The presentation is epic in intent, yes. Alas, the execution, packaging and projection leave the epic undernourished and over-emphasized.
The magic of animation cinema is to transport the audience into the world of make-believe, but in a way that we forget the characters are not real people. In other words, for animation to be effective, the narration must transcend the technique of animation.
Mahabharat, as told by director Amaan Khan, never goes beyond self-congratulation. The animation characters are so busy posturing they are never humanized. All we see are graphics, not the spectacular characters from the Mahabharat whom we've grown up with. We hear them. But they never attain credible shapes on screen.
To their credit the superstars have lent their voices with great dignity and restraint.

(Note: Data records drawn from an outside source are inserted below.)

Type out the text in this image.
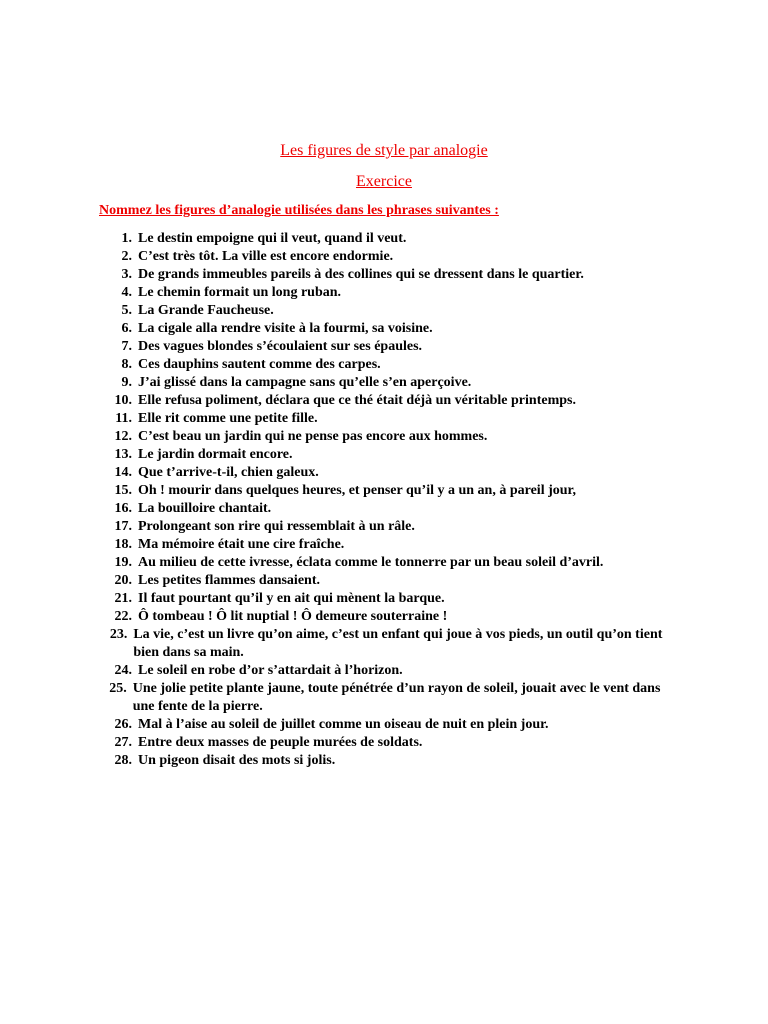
Les figures de style par analogie
Exercice

Nommez les figures d’analogie utilisées dans les phrases suivantes :

1. Le destin empoigne qui il veut, quand il veut.
2. C’est très tôt. La ville est encore endormie.
3. De grands immeubles pareils à des collines qui se dressent dans le quartier.
4. Le chemin formait un long ruban.
5. La Grande Faucheuse.
6. La cigale alla rendre visite à la fourmi, sa voisine.
7. Des vagues blondes s’écoulaient sur ses épaules.
8. Ces dauphins sautent comme des carpes.
9. J’ai glissé dans la campagne sans qu’elle s’en aperçoive.
10. Elle refusa poliment, déclara que ce thé était déjà un véritable printemps.
11. Elle rit comme une petite fille.
12. C’est beau un jardin qui ne pense pas encore aux hommes.
13. Le jardin dormait encore.
14. Que t’arrive-t-il, chien galeux.
15. Oh ! mourir dans quelques heures, et penser qu’il y a un an, à pareil jour,
16. La bouilloire chantait.
17. Prolongeant son rire qui ressemblait à un râle.
18. Ma mémoire était une cire fraîche.
19. Au milieu de cette ivresse, éclata comme le tonnerre par un beau soleil d’avril.
20. Les petites flammes dansaient.
21. Il faut pourtant qu’il y en ait qui mènent la barque.
22. Ô tombeau ! Ô lit nuptial ! Ô demeure souterraine !
23. La vie, c’est un livre qu’on aime, c’est un enfant qui joue à vos pieds, un outil qu’on tient bien dans sa main.
24. Le soleil en robe d’or s’attardait à l’horizon.
25. Une jolie petite plante jaune, toute pénétrée d’un rayon de soleil, jouait avec le vent dans une fente de la pierre.
26. Mal à l’aise au soleil de juillet comme un oiseau de nuit en plein jour.
27. Entre deux masses de peuple murées de soldats.
28. Un pigeon disait des mots si jolis.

And one would have been happy just hearing Mr Bachchan as Bheeshma Pitamah, Sunny Deol as Bheem, Vidya Balan as Draupadi.
Incidentally, Draupadi's vastrahan scene has to be seen for us to know how clumsily inadequate the animation and graphics are. The saree doesn't unfurl. It ties itself up in knots, in a manner of speaking.
There is a laboured attempt here to prove that animation has come to animated life in Indian cinema. Sadly, it ends up proving only the opposite. We've a long way to go. If you want to see a credible dramatically deft adaptation of the Mahabharat, check out B R Chopra's televised version.
As for animation, Indian cinema should leave it alone.